Commentary: Flawed America still a vision of hope

In 1964 I attended the World’s Fair in New York City; yes, the one with the big globe featured in “Men in Black.” The theme was forward-looking into a bright future. I remember one pavilion themed “It’s a Great Big, Beautiful Tomorrow” which eventually made its way into Disneyland. You rode in a new convertible and viewed various panoramas, one of which would likely shock many of today’s sensibilities.

You gazed upon a scene of the Amazon jungle, vast and untamed, with a gigantic, yellow machine, part giant bulldozer at the front slashing an enormous path through the jungle, with the back of the machine spewing out a completed four-lane, divided highway. That was called progress in 1964. The space program was in full flower, America was full of itself and the Cold War was a lot hotter than many imagined.

Within weeks of attending the NY World’s Fair, the Gulf of Tonkin Incident occurred (The Navy reported that North Vietnamese motor-torpedo boats had twice made torpedo attacks against U.S. Navy Destroyers in the Gulf of Tonkin) and the slow escalation of American military involvement in Vietnam began in earnest. By the following year, large-scale deployments of American troops to Vietnam began and in November, one of the largest battles of the war took place in the Ia Drang Valley adjacent to the Cambodian border. Optimism about a “limited war” abruptly evaporated and ever larger commitments of U.S. forces commenced. Within three years over a half million Americans were serving in Vietnam with casualties in the hundreds each week. The week I graduated from high school in 1968 over 500 Americans lost their lives. The optimism of the World’s Fair had long since evaporated as the nation tore itself apart over war protests, riots exploding in American cities, (an annual summer occurrence starting with the 1965 Watts riots) and culminating in the Chicago riots during the Democratic convention in August of 1968. Interspersed were assassinations of major political figures, notably Dr. Martin Luther King in April of 1968 followed immediately by Robert Kennedy in June of 1968.
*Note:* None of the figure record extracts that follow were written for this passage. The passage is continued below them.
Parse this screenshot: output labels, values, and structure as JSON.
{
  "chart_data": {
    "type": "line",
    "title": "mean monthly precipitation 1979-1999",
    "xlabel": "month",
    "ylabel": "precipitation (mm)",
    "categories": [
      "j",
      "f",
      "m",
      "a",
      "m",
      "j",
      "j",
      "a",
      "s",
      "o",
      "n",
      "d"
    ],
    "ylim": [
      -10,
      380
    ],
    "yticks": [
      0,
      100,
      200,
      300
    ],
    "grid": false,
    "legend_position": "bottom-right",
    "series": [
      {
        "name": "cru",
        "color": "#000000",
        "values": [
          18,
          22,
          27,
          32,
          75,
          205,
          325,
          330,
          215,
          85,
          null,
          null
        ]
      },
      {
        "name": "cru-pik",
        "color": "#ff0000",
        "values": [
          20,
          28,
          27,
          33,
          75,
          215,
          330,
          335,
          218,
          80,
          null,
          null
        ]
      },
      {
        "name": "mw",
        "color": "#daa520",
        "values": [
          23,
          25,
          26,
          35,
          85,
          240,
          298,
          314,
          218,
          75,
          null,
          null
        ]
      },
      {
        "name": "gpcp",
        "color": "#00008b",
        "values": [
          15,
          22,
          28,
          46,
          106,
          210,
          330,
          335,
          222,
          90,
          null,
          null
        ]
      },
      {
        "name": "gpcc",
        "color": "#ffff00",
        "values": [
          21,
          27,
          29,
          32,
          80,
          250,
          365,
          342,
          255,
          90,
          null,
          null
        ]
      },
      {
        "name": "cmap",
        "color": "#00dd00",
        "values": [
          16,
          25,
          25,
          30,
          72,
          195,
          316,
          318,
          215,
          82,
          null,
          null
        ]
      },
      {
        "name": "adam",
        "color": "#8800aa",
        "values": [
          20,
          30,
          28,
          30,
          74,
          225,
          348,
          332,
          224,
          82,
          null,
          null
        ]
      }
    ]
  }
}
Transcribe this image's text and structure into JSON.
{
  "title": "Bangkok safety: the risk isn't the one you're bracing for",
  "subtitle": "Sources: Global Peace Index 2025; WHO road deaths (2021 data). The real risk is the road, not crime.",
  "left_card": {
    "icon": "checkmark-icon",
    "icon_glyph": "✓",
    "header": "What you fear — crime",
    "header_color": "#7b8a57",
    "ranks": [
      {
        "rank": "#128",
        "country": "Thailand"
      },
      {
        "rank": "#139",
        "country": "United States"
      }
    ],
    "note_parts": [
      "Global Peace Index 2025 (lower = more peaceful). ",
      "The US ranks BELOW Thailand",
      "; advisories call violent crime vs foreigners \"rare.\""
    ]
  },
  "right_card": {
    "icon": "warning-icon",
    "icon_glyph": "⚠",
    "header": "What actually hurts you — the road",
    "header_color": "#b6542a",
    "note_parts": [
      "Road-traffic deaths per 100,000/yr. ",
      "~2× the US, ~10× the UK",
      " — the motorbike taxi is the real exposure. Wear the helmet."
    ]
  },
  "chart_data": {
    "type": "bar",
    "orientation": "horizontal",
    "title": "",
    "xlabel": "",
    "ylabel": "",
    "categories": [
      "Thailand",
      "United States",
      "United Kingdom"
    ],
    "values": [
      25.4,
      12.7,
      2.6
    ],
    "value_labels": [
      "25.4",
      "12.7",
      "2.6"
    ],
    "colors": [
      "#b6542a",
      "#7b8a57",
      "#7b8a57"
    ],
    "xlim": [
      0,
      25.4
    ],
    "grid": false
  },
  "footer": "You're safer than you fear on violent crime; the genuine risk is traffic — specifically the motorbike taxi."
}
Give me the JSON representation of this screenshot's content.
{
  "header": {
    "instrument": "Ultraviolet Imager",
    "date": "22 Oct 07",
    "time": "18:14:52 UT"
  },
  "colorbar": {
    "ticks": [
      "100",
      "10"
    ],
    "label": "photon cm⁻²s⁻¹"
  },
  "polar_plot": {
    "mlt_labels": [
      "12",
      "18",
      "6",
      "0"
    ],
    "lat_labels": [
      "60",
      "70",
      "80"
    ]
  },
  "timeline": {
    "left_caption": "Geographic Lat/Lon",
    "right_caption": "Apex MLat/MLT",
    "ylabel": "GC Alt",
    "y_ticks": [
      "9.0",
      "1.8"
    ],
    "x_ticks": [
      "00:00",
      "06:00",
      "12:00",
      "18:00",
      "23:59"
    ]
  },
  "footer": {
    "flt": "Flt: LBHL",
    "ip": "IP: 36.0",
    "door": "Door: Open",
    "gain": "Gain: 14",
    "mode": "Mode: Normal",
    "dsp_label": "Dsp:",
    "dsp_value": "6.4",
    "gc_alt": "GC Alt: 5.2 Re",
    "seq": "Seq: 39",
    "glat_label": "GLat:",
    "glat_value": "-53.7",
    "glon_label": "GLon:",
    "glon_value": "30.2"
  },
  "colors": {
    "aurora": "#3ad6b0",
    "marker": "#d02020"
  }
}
The world continued to disappoint with Russian tanks crushing a brief moment of optimism in Czechoslovakia in 1968 and Middle Eastern terrorism beginning to touch the West after an extraordinary Israeli military victory over five Arab armies in six days of 1967. Russia began fielding huge nuclear ballistic missiles carrying enormous warheads, followed by America fielding missiles with multiple nuclear warheads capable of being independently targeted. The Cold War began to inflict more casualties on both sides with the Russians probably responsible for attacking and sinking the American nuclear submarine Thresher in retaliation for what they believed was an attack upon one their nuclear subs. It was a mistake but quite fatal for the American crew. North Korea captured an American intelligence ship, the “Pueblo,” firing on the ship, killing and wounding several Americans and holding the crew hostage for a year. They followed this up by shooting down an unarmed American intelligence aircraft, killing all 31 Americans on board. In Vietnam, the Tet Offensive led to a crushing defeat of the Viet Cong but psychologically broke America’s will to continue the fight. American disillusionment was on the rise with and the demise of American faith in their government and their nation’s institutions. The ignominious defeat and withdrawal from Vietnam that occurred in 1975 scarred the American psyche for a generation, especially when coupled with the Nixon scandals. The revelations of a runaway FBI and CIA spying on American civilians, sometimes framing them (Hoover’s FBI was quite good at this) led to a massive firing of intelligence professionals after the Church Hearings and a Democrat Party sweep in the 1974 elections.

It took 15 years of concerted effort to rebuild the armed forces after Vietnam but the American psyche never really completely recovered. A new narrative emerged where every national political figure was automatically a subject of suspicion by a wary public. We became a nation of cynics, doubting our own virtue and eventually, denying we ever had any virtue as a nation at all.

The last point underlies a great deal of the cynicism that inflicts our nation today and I must ask if we are so terrible, what nation has a history much better? We live in a flawed world and most of the world realizes that living in a flawed America is a much better place to be than the misery offered in their native land. We see people risking their lives, crossing shark-infested seas, walking through deserts, risking hardship, hunger and violence in the hope to live in America. We see it in the caravans of migrants trudging day by day northward towards the southern border of America, hoping to be admitted. I saw it overseas when deployed as a peacekeeper to Bosnia. Every other nationality of the NATO Stabilization Force (SFOR) was greeted by suspicion from locals, remembering their past actions in WWII, WWI or earlier during the Balkan Wars (preceding WWI). When my troops were injured, locals risked life and limb to recover them from a minefield and transport them to a local hospital. They told me that because we were Americans, they knew we were there to help them and they loved us for that. America in the eyes of much of the world still represents a vision of hope for a better life. Let us pray that in the coming year, we too might share in that vision and build instead of tearing down the legacy left by our fathers throughout the world.